Watching the Rolling Stones perform during the Super Bowl half time extravaganza recently made me think about several seemingly unrelated things. My first thought was, are these guys still out there performing? They must be close to qualifying for Medicare!  As I watched the Stones perform, however, I also thought about the transition of the “Boomer” generation into their “golden years” and what that means for healthcare organizations striving to deliver outstanding customer service (in addition to superb quality health care). 

One of the things that occurred to me was that virtually every healthcare organization seems to compare itself to the wrong benchmarks in terms of how well they satisfy their customers. Regardless of which patient satisfaction system or vendor they use, healthcare organizations tend to compare their patient satisfaction scores with those of their “peers.” The only problem with this is that their real “peers” are not other healthcare organizations but other service providers! After all, how many hospitals does a typical patient use in their lifetime?
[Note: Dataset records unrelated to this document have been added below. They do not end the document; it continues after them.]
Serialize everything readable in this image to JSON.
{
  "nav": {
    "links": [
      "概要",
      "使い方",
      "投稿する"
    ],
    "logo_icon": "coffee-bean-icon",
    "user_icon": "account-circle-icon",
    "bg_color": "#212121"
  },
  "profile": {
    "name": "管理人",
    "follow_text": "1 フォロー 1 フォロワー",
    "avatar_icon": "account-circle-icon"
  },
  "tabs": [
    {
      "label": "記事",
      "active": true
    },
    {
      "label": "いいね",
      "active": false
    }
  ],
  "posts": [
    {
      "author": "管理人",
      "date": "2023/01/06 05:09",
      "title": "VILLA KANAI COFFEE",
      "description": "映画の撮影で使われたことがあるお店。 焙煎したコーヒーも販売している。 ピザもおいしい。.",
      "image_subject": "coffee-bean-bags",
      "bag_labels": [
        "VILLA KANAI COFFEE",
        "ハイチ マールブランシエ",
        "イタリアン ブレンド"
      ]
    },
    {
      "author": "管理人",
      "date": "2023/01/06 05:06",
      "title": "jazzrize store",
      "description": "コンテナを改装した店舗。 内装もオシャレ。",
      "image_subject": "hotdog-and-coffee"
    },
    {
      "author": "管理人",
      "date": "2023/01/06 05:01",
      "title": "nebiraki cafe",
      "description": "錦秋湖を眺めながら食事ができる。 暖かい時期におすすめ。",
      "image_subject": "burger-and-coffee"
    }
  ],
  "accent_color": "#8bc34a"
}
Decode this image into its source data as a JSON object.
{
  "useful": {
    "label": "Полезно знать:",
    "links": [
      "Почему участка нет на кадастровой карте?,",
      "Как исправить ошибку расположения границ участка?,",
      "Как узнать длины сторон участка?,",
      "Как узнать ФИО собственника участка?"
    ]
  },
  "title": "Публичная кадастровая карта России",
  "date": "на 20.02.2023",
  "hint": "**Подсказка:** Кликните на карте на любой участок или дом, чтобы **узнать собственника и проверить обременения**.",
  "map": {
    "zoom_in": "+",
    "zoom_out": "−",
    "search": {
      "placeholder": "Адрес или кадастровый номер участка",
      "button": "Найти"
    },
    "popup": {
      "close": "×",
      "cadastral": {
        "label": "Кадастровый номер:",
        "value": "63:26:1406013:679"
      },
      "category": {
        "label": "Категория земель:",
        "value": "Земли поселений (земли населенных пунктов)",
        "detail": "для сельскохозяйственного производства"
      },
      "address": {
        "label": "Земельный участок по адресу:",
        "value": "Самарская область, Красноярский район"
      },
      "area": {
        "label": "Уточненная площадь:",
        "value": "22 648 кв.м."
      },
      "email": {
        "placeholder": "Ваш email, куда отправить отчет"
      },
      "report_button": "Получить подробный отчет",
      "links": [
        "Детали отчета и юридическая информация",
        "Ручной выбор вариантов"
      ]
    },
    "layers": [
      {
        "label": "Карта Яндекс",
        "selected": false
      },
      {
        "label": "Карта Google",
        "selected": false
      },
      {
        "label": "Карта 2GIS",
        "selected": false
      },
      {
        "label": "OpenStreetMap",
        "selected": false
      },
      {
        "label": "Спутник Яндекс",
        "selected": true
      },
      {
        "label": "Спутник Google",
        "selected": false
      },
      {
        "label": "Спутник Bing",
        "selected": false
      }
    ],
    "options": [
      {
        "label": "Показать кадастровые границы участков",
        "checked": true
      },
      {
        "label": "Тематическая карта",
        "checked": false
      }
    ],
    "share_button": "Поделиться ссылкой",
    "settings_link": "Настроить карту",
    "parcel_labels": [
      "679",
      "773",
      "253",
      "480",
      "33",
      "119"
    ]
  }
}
So when consumers are assessing their level of satisfaction with the service they received from their healthcare provider, they are likely to be comparing that level of service to the level of service they received from other service providers they use—like Amazon.com, ebay, any of the major banks, the web travel or shopping services, all of the major upscale hotel chains, etc. 

Just think of it in this way: you can go on line today, book a flight around the world, check in and print your boarding pass at home, shop for hotel and car deals on the web, fly across the world and use your ATM card to get money in virtually any city in the developed world. Yet, in a hospital, you often can’t get from the admissions department to radiology without having to re-register. And as for booking something on line or price shopping, well, let’s just say that healthcare providers lag the rest of the service industries. As a result, while a healthcare provider’s patient satisfaction scores may benchmark favorably to their peer group, it is likely that they fall far short in comparison to other service providers. 

So my bold proposition is that instead of assessing your performance against other healthcare providers of similar size and case mix intensity, you should assess your performance against that of the other service organizations that your customers, especially those picky, persnickety, profitable “boomers” patronize.  In health care we talk a great deal about satisfaction, but to paraphrase the Stones it is unlikely that our customers are getting any satisfaction.